Search code examples
pythonbiopythonfasta

Filtering a FASTA file based on restriction-sequence with BioPython


I have a fasta file. From that file, I need to get the only sequences containing 'CCNNNGG' (where 'N' represents random nucleotides) and put them in a new fasta file.
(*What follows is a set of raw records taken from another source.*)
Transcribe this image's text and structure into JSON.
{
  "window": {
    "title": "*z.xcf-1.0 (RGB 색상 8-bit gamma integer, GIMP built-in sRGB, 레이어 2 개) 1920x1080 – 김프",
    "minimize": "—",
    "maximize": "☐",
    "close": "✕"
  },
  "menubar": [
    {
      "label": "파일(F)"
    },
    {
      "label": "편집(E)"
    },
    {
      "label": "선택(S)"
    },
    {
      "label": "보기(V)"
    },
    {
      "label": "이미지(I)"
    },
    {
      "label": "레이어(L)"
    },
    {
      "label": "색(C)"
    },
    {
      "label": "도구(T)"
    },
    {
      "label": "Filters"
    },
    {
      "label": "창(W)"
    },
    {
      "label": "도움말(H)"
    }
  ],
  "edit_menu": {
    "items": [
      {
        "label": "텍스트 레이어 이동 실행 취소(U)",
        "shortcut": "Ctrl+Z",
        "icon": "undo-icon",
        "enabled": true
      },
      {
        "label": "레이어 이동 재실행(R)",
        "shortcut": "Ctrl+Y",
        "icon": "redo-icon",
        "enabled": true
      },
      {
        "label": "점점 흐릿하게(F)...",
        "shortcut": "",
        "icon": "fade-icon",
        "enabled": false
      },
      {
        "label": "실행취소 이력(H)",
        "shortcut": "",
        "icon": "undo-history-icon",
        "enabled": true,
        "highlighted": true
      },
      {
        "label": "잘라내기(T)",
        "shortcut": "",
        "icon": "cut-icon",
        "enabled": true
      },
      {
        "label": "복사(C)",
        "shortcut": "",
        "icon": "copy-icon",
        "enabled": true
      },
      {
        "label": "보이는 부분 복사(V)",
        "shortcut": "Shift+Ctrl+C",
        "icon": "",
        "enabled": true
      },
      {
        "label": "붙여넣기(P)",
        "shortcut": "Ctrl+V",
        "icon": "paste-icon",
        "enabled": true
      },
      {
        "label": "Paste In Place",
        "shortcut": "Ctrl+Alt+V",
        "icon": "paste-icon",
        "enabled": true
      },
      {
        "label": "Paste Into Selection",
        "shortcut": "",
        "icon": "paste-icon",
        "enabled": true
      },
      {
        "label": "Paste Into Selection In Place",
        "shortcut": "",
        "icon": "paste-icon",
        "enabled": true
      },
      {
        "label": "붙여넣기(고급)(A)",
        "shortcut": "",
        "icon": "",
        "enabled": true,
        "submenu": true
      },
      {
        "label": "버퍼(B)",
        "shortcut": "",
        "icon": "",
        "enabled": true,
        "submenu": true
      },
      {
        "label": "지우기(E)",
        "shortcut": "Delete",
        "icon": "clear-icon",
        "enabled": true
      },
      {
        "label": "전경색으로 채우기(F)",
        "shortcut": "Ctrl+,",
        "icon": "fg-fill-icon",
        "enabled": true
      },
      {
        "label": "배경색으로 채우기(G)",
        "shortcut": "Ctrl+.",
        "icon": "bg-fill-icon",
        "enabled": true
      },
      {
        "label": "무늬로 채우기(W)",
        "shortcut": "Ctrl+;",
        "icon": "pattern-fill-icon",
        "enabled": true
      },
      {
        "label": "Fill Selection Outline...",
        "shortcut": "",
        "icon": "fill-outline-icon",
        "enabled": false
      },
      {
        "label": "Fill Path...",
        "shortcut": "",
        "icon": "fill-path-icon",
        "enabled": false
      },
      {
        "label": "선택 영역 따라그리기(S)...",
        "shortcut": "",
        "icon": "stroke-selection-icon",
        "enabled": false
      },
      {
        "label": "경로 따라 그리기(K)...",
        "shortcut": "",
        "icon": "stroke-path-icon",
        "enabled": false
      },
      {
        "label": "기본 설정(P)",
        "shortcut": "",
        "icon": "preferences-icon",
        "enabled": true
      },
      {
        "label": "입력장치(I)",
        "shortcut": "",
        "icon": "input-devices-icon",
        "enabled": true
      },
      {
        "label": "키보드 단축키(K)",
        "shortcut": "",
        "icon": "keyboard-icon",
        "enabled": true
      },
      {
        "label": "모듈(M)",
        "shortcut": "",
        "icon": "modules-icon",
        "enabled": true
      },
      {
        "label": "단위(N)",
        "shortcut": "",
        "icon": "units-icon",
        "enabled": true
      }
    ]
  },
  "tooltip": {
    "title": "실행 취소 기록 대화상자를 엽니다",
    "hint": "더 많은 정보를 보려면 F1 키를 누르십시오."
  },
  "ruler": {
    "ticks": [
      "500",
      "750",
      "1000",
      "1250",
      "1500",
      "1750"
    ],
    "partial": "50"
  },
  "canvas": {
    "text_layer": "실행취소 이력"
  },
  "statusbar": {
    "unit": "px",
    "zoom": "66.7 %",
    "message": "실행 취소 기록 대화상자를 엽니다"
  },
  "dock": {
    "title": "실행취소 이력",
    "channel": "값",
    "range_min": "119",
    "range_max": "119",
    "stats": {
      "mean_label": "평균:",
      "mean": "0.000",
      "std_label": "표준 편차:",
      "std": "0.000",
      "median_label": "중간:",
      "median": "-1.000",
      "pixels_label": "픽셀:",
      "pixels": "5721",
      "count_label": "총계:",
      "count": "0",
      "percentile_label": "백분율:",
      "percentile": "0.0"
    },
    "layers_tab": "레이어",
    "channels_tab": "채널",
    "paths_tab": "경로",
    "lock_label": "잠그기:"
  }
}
Example (it should output the first sequence):

m121012_054644_42133_c100390582550000001523038311021245_s1_p0/7/3312_3597 CGCGGCATCGAATTAATACGACTCACTATAGGTTTTTTTATTG*********CCTACGG***********GTATTTTCAGTTAGATTCTTTCTTCTTAGAGGGTACAGAGAAAGGGAGAAAATAGCTACAGACATGGGAGTGAAAGGTAGGAAGAAGAGCGAAGCAGACATTATTCA

m121012_054644_42133_c100390582550000001523038311021245_s1_p0/7/3708_4657 CAACGGTTTTGCCACAAGATCAGGAACATAAGTCACCAGACTCAATTCATCCCCATAAGACCTCGGACCTCTCAATCCTCGAATTAGGATGTTCTCGTACGGTCTATCAGTATATAAACCTGACATACTATAAAAAAGTATACCAT TCTTATCATGTACAGTAGGGTACAGTAGG

(*s added for highlighting)

And my code:

 from Bio import SeqIO 


    my_sequences = []
    for record in SeqIO.parse(open("example.fa", "rU"), "fasta") :
         if "CCTACGG" in record.seq :                #Works fine with CCTACGG

            my_sequences.append(record)



    output_handle = open("my_seqs.fasta", "w")
    SeqIO.write(my_sequences, output_handle, "fasta")
    output_handle.close()

My problem is that I don't know how to write random nucleotides, instead of write "CCTACGG" after if I want to put 'CCNNNGG', where N represents random nucleotides ('C' or 'T' or 'G' or 'A').


Solution

  • You can use regular expressions to do this, via Python's re module:

    import re
    
    pattern = 'CCNNNGG'
    regex = re.compile(pattern.replace('N', '[ACGT]'))
    for record in SeqIO.parse(...):
        if re.search(regex, record.seq) is not None:
            my_sequences.append(record)
    

    This replaces every 'N' in your pattern with '[ACGT]', which will match any one of those four characters, then searches for that pattern in each record.seq.

    Also, note that your examples aren't very good - the second one also matches that pattern (it contains 'CCCATGG') - see the results!